Days in Midgard: A Thousand Years On-Modern Legends Based on Northern Myth

While I will spend a good few paragraphs dedicating time to this collection of short stories, it really can all be summed up with one word, and concluded with two words of advice. Brilliant. Buy it. I’ve read plenty of short stories and attempts to “modernize” the Northern Myths in varied efforts to validate them, or to give them relevance, and most have had very little success. Stephen Abell is, as far as this reviewer is concerned, in a class of his own thus far. It can be noted, though there isn’t really any reason why it should be, that Stephen Abell is, in fact, a heathen. Generally this would mean absolutely nothing, as we have seen plenty of “heathen” literature without about as much culture, or substance as the daily zodiac at the local grocery store. Stephen Abell is different.

The book is, as explained, a collection of short stories. Most of which take place in modern times in settings which Abell brilliantly preserves the anonymity of, all while keeping them very familiar.
It is not a retelling of the Norse myths.
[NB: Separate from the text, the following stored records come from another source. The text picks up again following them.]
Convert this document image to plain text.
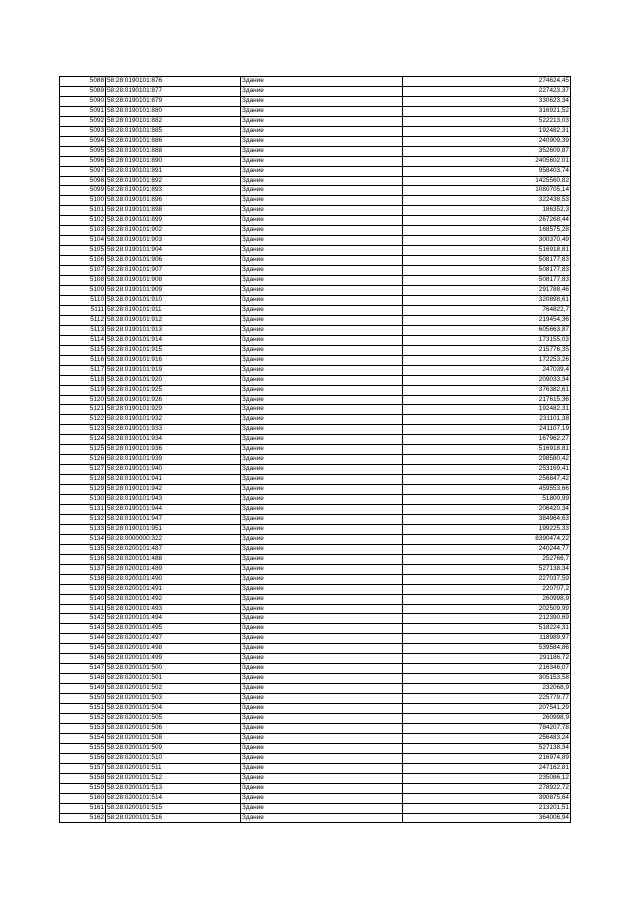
5088	58:28:0190101:876	Здание	274624,45
5089	58:28:0190101:877	Здание	227423,37
5090	58:28:0190101:879	Здание	330623,34
5091	58:28:0190101:880	Здание	316921,52
5092	58:28:0190101:882	Здание	522213,03
5093	58:28:0190101:885	Здание	192482,31
5094	58:28:0190101:886	Здание	240909,39
5095	58:28:0190101:888	Здание	352609,87
5096	58:28:0190101:890	Здание	2405602,01
5097	58:28:0190101:891	Здание	958403,74
5098	58:28:0190101:892	Здание	1425560,82
5099	58:28:0190101:893	Здание	1080705,14
5100	58:28:0190101:896	Здание	322438,53
5101	58:28:0190101:898	Здание	186352,3
5102	58:28:0190101:899	Здание	267268,44
5103	58:28:0190101:902	Здание	168575,28
5104	58:28:0190101:903	Здание	300370,49
5105	58:28:0190101:904	Здание	516918,81
5106	58:28:0190101:906	Здание	508177,83
5107	58:28:0190101:907	Здание	508177,83
5108	58:28:0190101:908	Здание	508177,83
5109	58:28:0190101:909	Здание	291788,46
5110	58:28:0190101:910	Здание	320898,61
5111	58:28:0190101:911	Здание	764822,7
5112	58:28:0190101:912	Здание	219454,36
5113	58:28:0190101:913	Здание	605663,87
5114	58:28:0190101:914	Здание	173155,03
5115	58:28:0190101:915	Здание	215776,35
5116	58:28:0190101:916	Здание	172253,26
5117	58:28:0190101:919	Здание	247039,4
5118	58:28:0190101:920	Здание	209033,34
5119	58:28:0190101:925	Здание	376382,61
5120	58:28:0190101:926	Здание	217615,36
5121	58:28:0190101:929	Здание	192482,31
5122	58:28:0190101:932	Здание	231101,38
5123	58:28:0190101:933	Здание	241107,19
5124	58:28:0190101:934	Здание	167962,27
5125	58:28:0190101:936	Здание	516918,81
5126	58:28:0190101:939	Здание	298580,42
5127	58:28:0190101:940	Здание	253169,41
5128	58:28:0190101:941	Здание	256847,42
5129	58:28:0190101:942	Здание	459553,66
5130	58:28:0190101:943	Здание	51800,99
5131	58:28:0190101:944	Здание	206420,34
5132	58:28:0190101:947	Здание	384964,63
5133	58:28:0190101:951	Здание	199225,33
5134	58:28:0000000:322	Здание	8390474,22
5135	58:28:0200101:487	Здание	240244,77
5136	58:28:0200101:488	Здание	252766,7
5137	58:28:0200101:489	Здание	527138,34
5138	58:28:0200101:490	Здание	227037,59
5139	58:28:0200101:491	Здание	220707,2
5140	58:28:0200101:492	Здание	260998,9
5141	58:28:0200101:493	Здание	202509,99
5142	58:28:0200101:494	Здание	212390,69
5143	58:28:0200101:495	Здание	518224,31
5144	58:28:0200101:497	Здание	118989,97
5145	58:28:0200101:498	Здание	539584,86
5146	58:28:0200101:499	Здание	291186,72
5147	58:28:0200101:500	Здание	216346,07
5148	58:28:0200101:501	Здание	305153,58
5149	58:28:0200101:502	Здание	232068,9
5150	58:28:0200101:503	Здание	225779,77
5151	58:28:0200101:504	Здание	207541,29
5152	58:28:0200101:505	Здание	260998,9
5153	58:28:0200101:506	Здание	784207,78
5154	58:28:0200101:508	Здание	256483,24
5155	58:28:0200101:509	Здание	527138,34
5156	58:28:0200101:510	Здание	216974,89
5157	58:28:0200101:511	Здание	247162,81
5158	58:28:0200101:512	Здание	235086,12
5159	58:28:0200101:513	Здание	278922,72
5160	58:28:0200101:514	Здание	390875,64
5161	58:28:0200101:515	Здание	213201,51
5162	58:28:0200101:516	Здание	364006,94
The book opens with the simple question of “Where is it that gods go after they’ve been banished?” The stories contained are Abell’s answer to that question…to a degree. In his introduction, he describes the different elements of myth, history, and legend. The stories within are mostly modern legends containing projections of Norse Myth. Much of what happens, is by “implication”, as Abell says. Heathens will find themselves understanding and reading into the stories with a lot of “it seems as if…” while an individual without a heathen background might read the stories and come out with something entirely different. Either way, the layers are beautiful, and the stories beg to be retold again and again. Isn’t that how lore is born, and grows, and becomes tradition?  In fact, Abell also points out in his introduction that these stories were meant to be spoken out loud.  They were not meant to be contained on voiceless pages, but to be told to an audience, and while they do wonderfully as written and privately read pieces, their real magic might well lie in their true intention.

As wonderful as the stories are, it seems as if there is still room for Abell to grow and develop as a storyteller. I can only hope that he continues to write, and that he inspires others to step up and do the same. Heathenry needs more of this quality of literature.